Awards

Science News for Students won three awards in 2019, for stories about rare-plant hunters (left), the Netflix show 13 Reasons Why (middle) and how climate change will affect workers (right).

From left: HANK OPPENHEIMER; BETH DUBBER/NETFLIX; NIKADA/E+/GETTY IMAGES

2019

  • Sharon Oosthoek won the silver AAAS Kavli Science Journalism award for Children’s Science News for her story, Rare-plant hunters race against time to save at-risk species. Notes Sharon: “When rare plant hunter Steve Perlman told me losing a species is a lot like losing a friend, I felt the emotional tug of his job. I knew then I wanted to write a piece that conveyed to our young readers not only the sound scientific reasons for protecting rare plants, but also the humanity that drives this work.”
  • Bethany Brookshire got an honorable mention from the Best Shortform Science Writing Project (April-June) for her piece: “Is the Netflix show 13 Reasons Why linked to suicide?
  • Kathiann Kowalski got an honorable mention from the Best Shortform Science Writing Project (April-June) for her piece in our Climate Change Chronicle series: Workers won’t work as well in a very warm world.

2018

  • Kathiann Kowalski won first place for best feature writing in the freelance digital media category from the Ohio Chapter of the Society of Professional Journalists for her story, Science works to save a salty world treasure. It covered her field reporting in Wieliczka, Poland, with researchers who are studying the threat that tourism poses to a 700-year-old salt mine and art gallery, one that the United Nations Educational, Scientific and Cultural Organization has listed as a World Heritage Site. The sprawling underground warren, which contains some 2,000 chambers and spans a vast 7 million cubic meters (265 million cubic feet), is full of statues and other artworks sculpted from salt.
  • Kathiann also won second place in this competition for a medical/science story in the digital media category: Heartbeat can affect racial perception of threat. This story described provocative research findings that suggest the phase of a cop’s heartbeat can affect how threatening someone’s behavior appears — but only if the person being judged belongs to another race.

2016

  • Roberta Kwok won the silver AAAS Kavli Science Journalism award for Children’s Science News for her story, The shocking electric eel. Kwok’s account “is not only a ripping good yarn, it is also a wonderful description of the process of science,” noted one judge, John Carey. “Her story makes science seem both fun and compelling—and something that children could aspire to do themselves.”

2015

  • Stephen Ornes won the gold AAAS Kavli Science Journalism award for Children’s Science News for his story, Where will lightning strike? Starting with a harrowing story about hikers caught in a thunderstorm atop a mountain in California’s Sequoia National Park, Ornes describes what scientists have learned about the behavior of lightning and what they are still struggling to understand. Stephen says he loves to write about science for children “not only because of the subject matter and style but also because it makes me a better dad.
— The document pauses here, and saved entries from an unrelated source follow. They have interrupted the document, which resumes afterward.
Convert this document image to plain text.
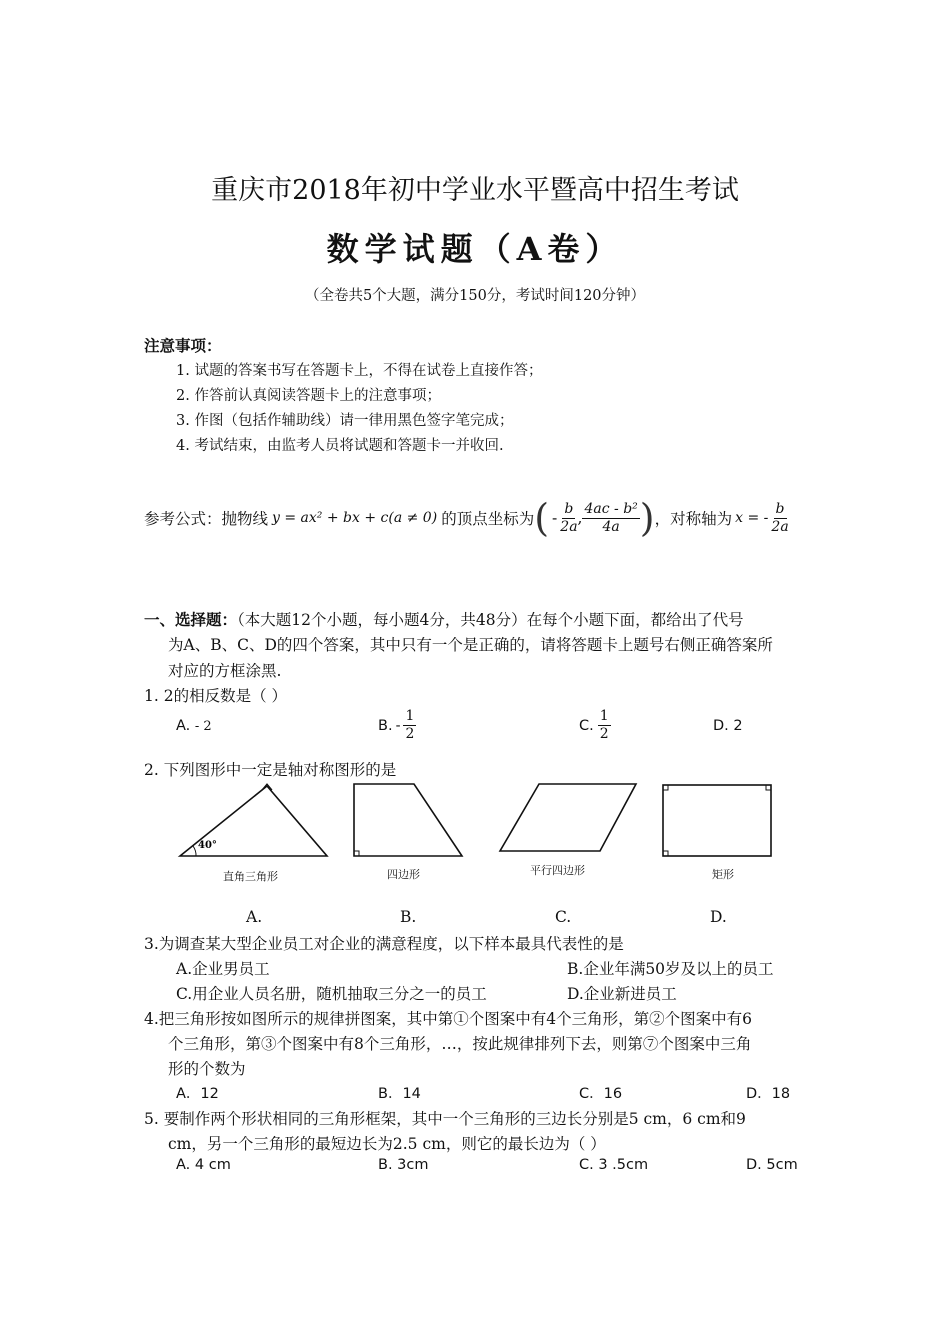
重庆市2018年初中学业水平暨高中招生考试
数学试题（A卷）
（全卷共5个大题，满分150分，考试时间120分钟）
注意事项：
1. 试题的答案书写在答题卡上，不得在试卷上直接作答；
2. 作答前认真阅读答题卡上的注意事项；
3. 作图（包括作辅助线）请一律用黑色签字笔完成；
4. 考试结束，由监考人员将试题和答题卡一并收回.
参考公式：抛物线 y = ax² + bx + c(a ≠ 0) 的顶点坐标为 ( - $\frac{b}{2a}$ , $\frac{\text{4ac - b²}}{4a}$ ) ，对称轴为 x = - $\frac{b}{2a}$
一、选择题：（本大题12个小题，每小题4分，共48分）在每个小题下面，都给出了代号
为A、B、C、D的四个答案，其中只有一个是正确的，请将答题卡上题号右侧正确答案所
对应的方框涂黑.
1. 2的相反数是（ ）
A. - 2	B. - $\frac{1}{2}$	C. $\frac{1}{2}$	D. 2
2. 下列图形中一定是轴对称图形的是
40°
直角三角形	四边形	平行四边形	矩形
A.	B.	C.	D.
3.为调查某大型企业员工对企业的满意程度，以下样本最具代表性的是
A.企业男员工	B.企业年满50岁及以上的员工
C.用企业人员名册，随机抽取三分之一的员工	D.企业新进员工
4.把三角形按如图所示的规律拼图案，其中第①个图案中有4个三角形，第②个图案中有6
个三角形，第③个图案中有8个三角形，…，按此规律排列下去，则第⑦个图案中三角
形的个数为
A．12	B．14	C．16	D．18
5. 要制作两个形状相同的三角形框架，其中一个三角形的三边长分别是5 cm，6 cm和9
cm，另一个三角形的最短边长为2.5 cm，则它的最长边为（ ）
A. 4 cm	B. 3cm	C. 3 .5cm	D. 5cm
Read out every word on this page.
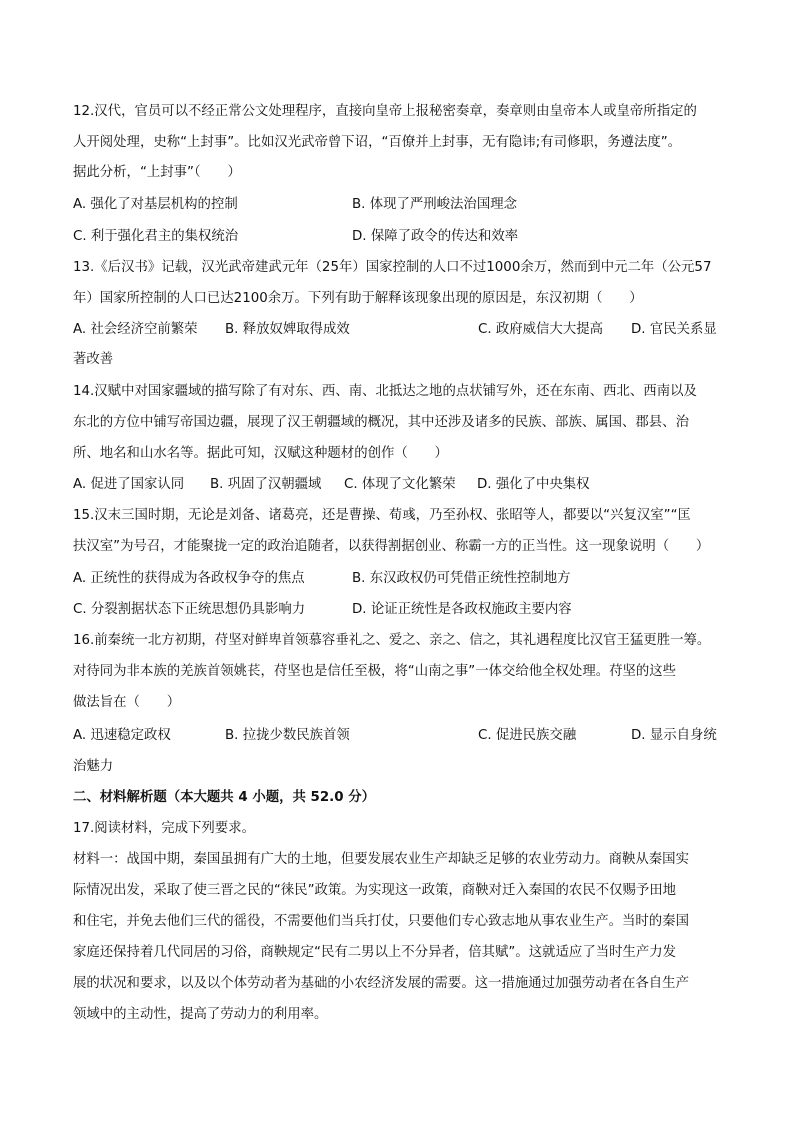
12.汉代，官员可以不经正常公文处理程序，直接向皇帝上报秘密奏章，奏章则由皇帝本人或皇帝所指定的
人开阅处理，史称“上封事”。比如汉光武帝曾下诏，“百僚并上封事，无有隐讳;有司修职，务遵法度”。
据此分析，“上封事”（　　）
A. 强化了对基层机构的控制	B. 体现了严刑峻法治国理念
C. 利于强化君主的集权统治	D. 保障了政令的传达和效率
13.《后汉书》记载，汉光武帝建武元年（25年）国家控制的人口不过1000余万，然而到中元二年（公元57
年）国家所控制的人口已达2100余万。下列有助于解释该现象出现的原因是，东汉初期（　　）
A. 社会经济空前繁荣 B. 释放奴婢取得成效	C. 政府威信大大提高 D. 官民关系显
著改善
14.汉赋中对国家疆域的描写除了有对东、西、南、北抵达之地的点状铺写外，还在东南、西北、西南以及
东北的方位中铺写帝国边疆，展现了汉王朝疆域的概况，其中还涉及诸多的民族、部族、属国、郡县、治
所、地名和山水名等。据此可知，汉赋这种题材的创作（　　）
A. 促进了国家认同 B. 巩固了汉朝疆域 C. 体现了文化繁荣 D. 强化了中央集权
15.汉末三国时期，无论是刘备、诸葛亮，还是曹操、荀彧，乃至孙权、张昭等人，都要以“兴复汉室”“匡
扶汉室”为号召，才能聚拢一定的政治追随者，以获得割据创业、称霸一方的正当性。这一现象说明（　　）
A. 正统性的获得成为各政权争夺的焦点	B. 东汉政权仍可凭借正统性控制地方
C. 分裂割据状态下正统思想仍具影响力	D. 论证正统性是各政权施政主要内容
16.前秦统一北方初期，苻坚对鲜卑首领慕容垂礼之、爱之、亲之、信之，其礼遇程度比汉官王猛更胜一筹。
对待同为非本族的羌族首领姚苌，苻坚也是信任至极，将“山南之事”一体交给他全权处理。苻坚的这些
做法旨在（　　）
A. 迅速稳定政权	B. 拉拢少数民族首领	C. 促进民族交融	D. 显示自身统
治魅力
二、材料解析题（本大题共 4 小题，共 52.0 分）
17.阅读材料，完成下列要求。
材料一：战国中期，秦国虽拥有广大的土地，但要发展农业生产却缺乏足够的农业劳动力。商鞅从秦国实
际情况出发，采取了使三晋之民的“徕民”政策。为实现这一政策，商鞅对迁入秦国的农民不仅赐予田地
和住宅，并免去他们三代的徭役，不需要他们当兵打仗，只要他们专心致志地从事农业生产。当时的秦国
家庭还保持着几代同居的习俗，商鞅规定“民有二男以上不分异者，倍其赋”。这就适应了当时生产力发
展的状况和要求，以及以个体劳动者为基础的小农经济发展的需要。这一措施通过加强劳动者在各自生产
领域中的主动性，提高了劳动力的利用率。
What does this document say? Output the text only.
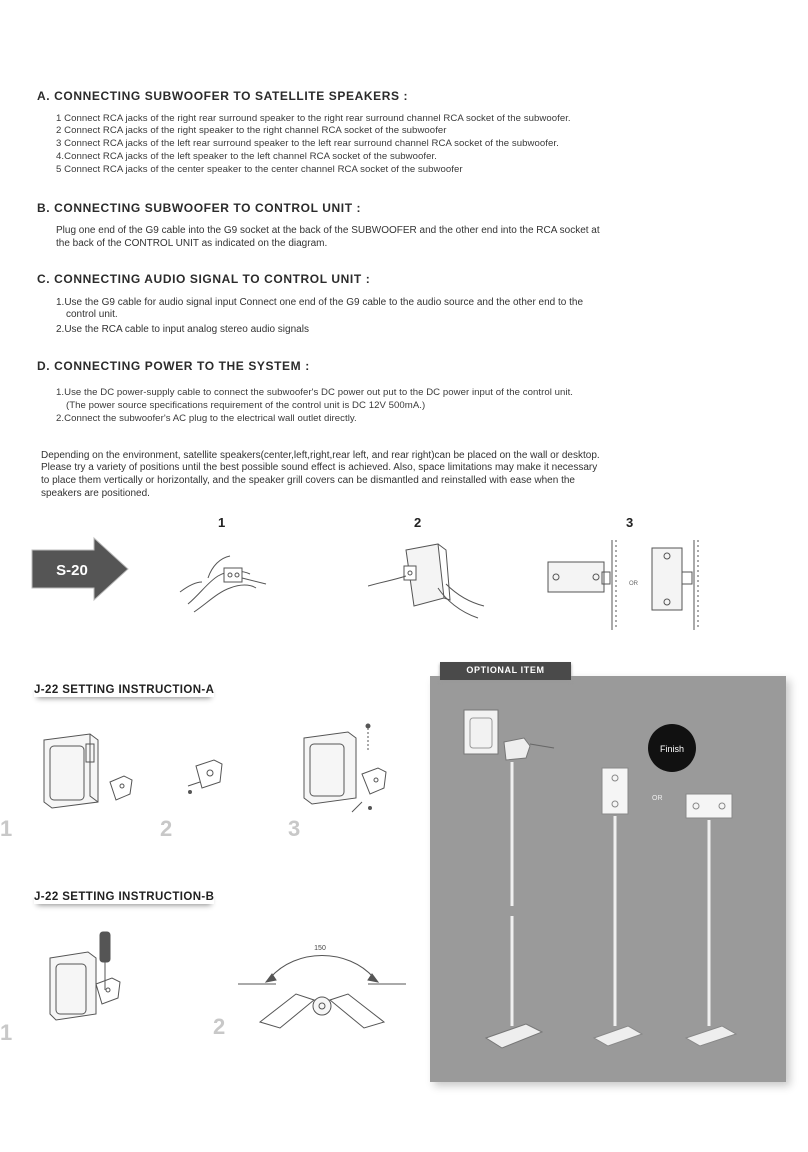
A. CONNECTING SUBWOOFER TO SATELLITE SPEAKERS :
1 Connect RCA jacks of the right rear surround speaker to the right rear surround channel RCA socket of the subwoofer.
2 Connect RCA jacks of the right speaker to the right channel RCA socket of the subwoofer
3 Connect RCA jacks of the left rear surround speaker to the left rear surround channel RCA socket of the subwoofer.
4.Connect RCA jacks of the left speaker to the left channel RCA socket of the subwoofer.
5 Connect RCA jacks of the center speaker to the center channel RCA socket of the subwoofer
B. CONNECTING SUBWOOFER TO CONTROL UNIT :
Plug one end of the G9 cable into the G9 socket at the back of the SUBWOOFER and the other end into the RCA socket at
the back of the CONTROL UNIT as indicated on the diagram.
C. CONNECTING AUDIO SIGNAL TO CONTROL UNIT :
1.Use the G9 cable for audio signal input Connect one end of the G9 cable to the audio source and the other end to the
control unit.
2.Use the RCA cable to input analog stereo audio signals
D. CONNECTING POWER TO THE SYSTEM :
1.Use the DC power-supply cable to connect the subwoofer's DC power out put to the DC power input of the control unit.
(The power source specifications requirement of the control unit is DC 12V 500mA.)
2.Connect the subwoofer's AC plug to the electrical wall outlet directly.
Depending on the environment, satellite speakers(center,left,right,rear left, and rear right)can be placed on the wall or desktop.
Please try a variety of positions until the best possible sound effect is achieved. Also, space limitations may make it necessary
to place them vertically or horizontally, and the speaker grill covers can be dismantled and reinstalled with ease when the
speakers are positioned.
S-20
1	2	3
OR
J-22 SETTING INSTRUCTION-A
1	2	3
J-22 SETTING INSTRUCTION-B
150
1	2
OPTIONAL ITEM
Finish
OR
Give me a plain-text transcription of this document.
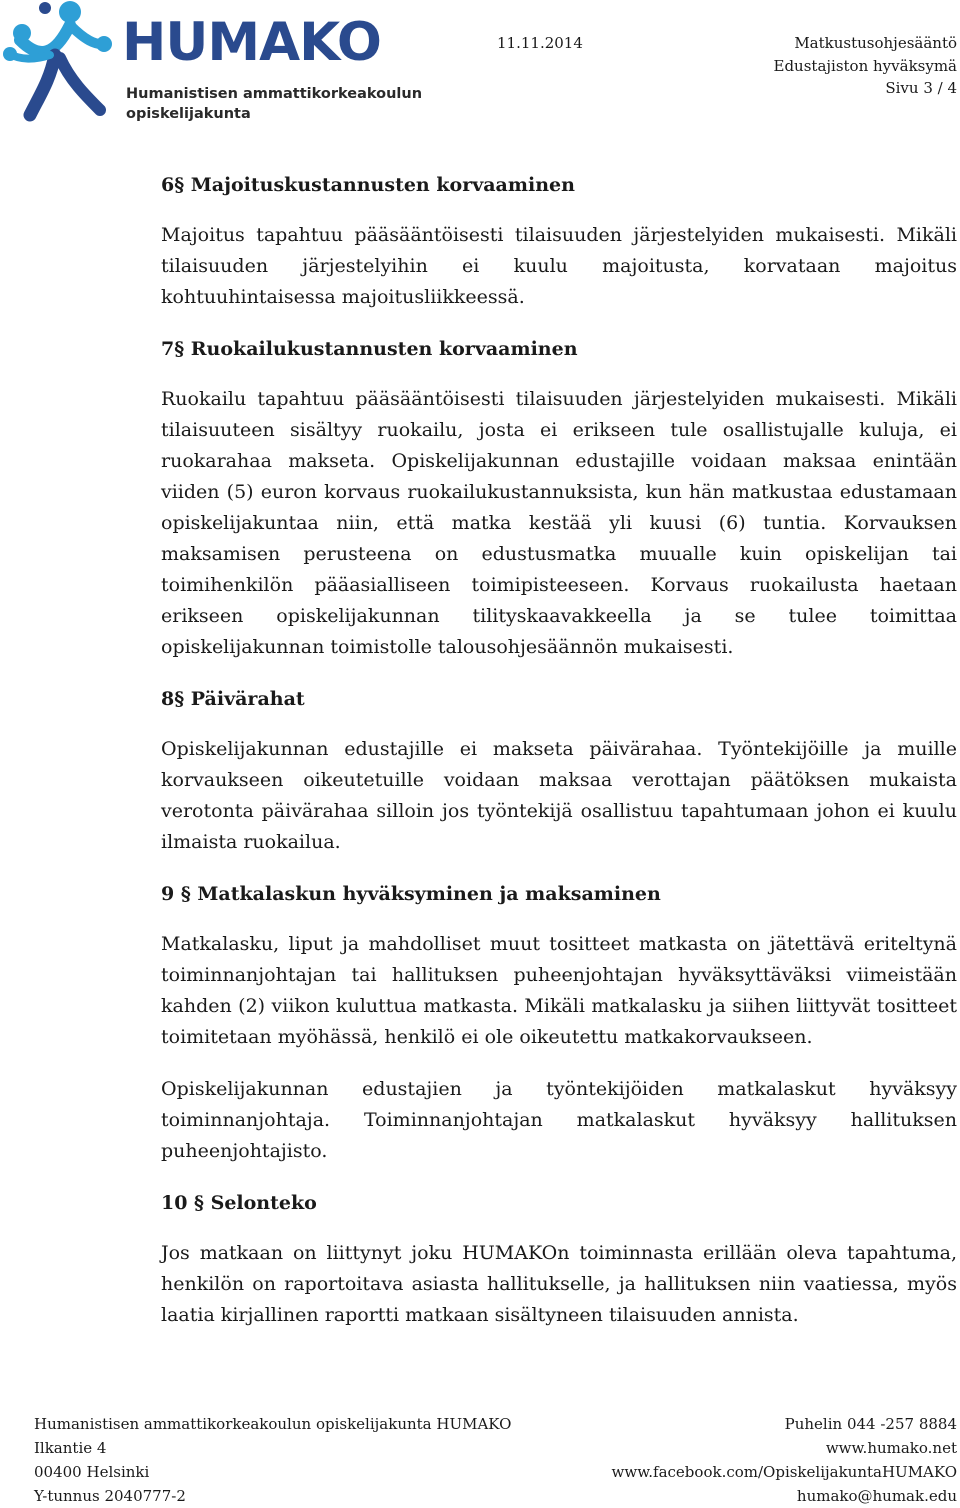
HUMAKO
Humanistisen ammattikorkeakoulun
opiskelijakunta
11.11.2014	Matkustusohjesääntö
Edustajiston hyväksymä
Sivu 3 / 4
6§ Majoituskustannusten korvaaminen

Majoitus tapahtuu pääsääntöisesti tilaisuuden järjestelyiden mukaisesti. Mikäli tilaisuuden järjestelyihin ei kuulu majoitusta, korvataan majoitus kohtuuhintaisessa majoitusliikkeessä.

7§ Ruokailukustannusten korvaaminen

Ruokailu tapahtuu pääsääntöisesti tilaisuuden järjestelyiden mukaisesti. Mikäli tilaisuuteen sisältyy ruokailu, josta ei erikseen tule osallistujalle kuluja, ei ruokarahaa makseta. Opiskelijakunnan edustajille voidaan maksaa enintään viiden (5) euron korvaus ruokailukustannuksista, kun hän matkustaa edustamaan opiskelijakuntaa niin, että matka kestää yli kuusi (6) tuntia. Korvauksen maksamisen perusteena on edustusmatka muualle kuin opiskelijan tai toimihenkilön pääasialliseen toimipisteeseen. Korvaus ruokailusta haetaan erikseen opiskelijakunnan tilityskaavakkeella ja se tulee toimittaa opiskelijakunnan toimistolle talousohjesäännön mukaisesti.

8§ Päivärahat

Opiskelijakunnan edustajille ei makseta päivärahaa. Työntekijöille ja muille korvaukseen oikeutetuille voidaan maksaa verottajan päätöksen mukaista verotonta päivärahaa silloin jos työntekijä osallistuu tapahtumaan johon ei kuulu ilmaista ruokailua.

9 § Matkalaskun hyväksyminen ja maksaminen

Matkalasku, liput ja mahdolliset muut tositteet matkasta on jätettävä eriteltynä toiminnanjohtajan tai hallituksen puheenjohtajan hyväksyttäväksi viimeistään kahden (2) viikon kuluttua matkasta. Mikäli matkalasku ja siihen liittyvät tositteet toimitetaan myöhässä, henkilö ei ole oikeutettu matkakorvaukseen.

Opiskelijakunnan edustajien ja työntekijöiden matkalaskut hyväksyy toiminnanjohtaja. Toiminnanjohtajan matkalaskut hyväksyy hallituksen puheenjohtajisto.

10 § Selonteko

Jos matkaan on liittynyt joku HUMAKOn toiminnasta erillään oleva tapahtuma, henkilön on raportoitava asiasta hallitukselle, ja hallituksen niin vaatiessa, myös laatia kirjallinen raportti matkaan sisältyneen tilaisuuden annista.

Humanistisen ammattikorkeakoulun opiskelijakunta HUMAKO
Ilkantie 4
00400 Helsinki
Y-tunnus 2040777-2
Puhelin 044 -257 8884
www.humako.net
www.facebook.com/OpiskelijakuntaHUMAKO
humako@humak.edu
I no longer linger at the playground when a storm moves in, and I can finally explain in straightforward terms why hanging out in a thunderstorm is a terrible idea.”
  • Kathiann Kowalski won first place award from the Ohio Chapter of the Society of Professional Journalists for her story, Recycling the Dead. It explains how Mother Nature breaks down the bodies of organisms, large and small. By extracting the building blocks of those once-living plants, animals, fungi and more, nature keeps our planet from being overrun by wastes. Instead, the dead get turned into food for the living.

2008

  • Douglas Fox won first place in the AAAS Science Journalism Award for Children’s Science News for his story, Where rivers run uphill. Said one of the contest judges, Arndt Reuning of Deutschlandradio, Fox covered “an important issue in a vivid and funny way. He’s a superb and entertaining story-teller.” Explained Doug himself: Perhaps the biggest challenge in writing for a young audience “was remembering to be awestruck by the basic things that we tend to take for granted — like the simple fact that glaciers can evaporate. More and more I think that this is also good advice for communicating science to adults.”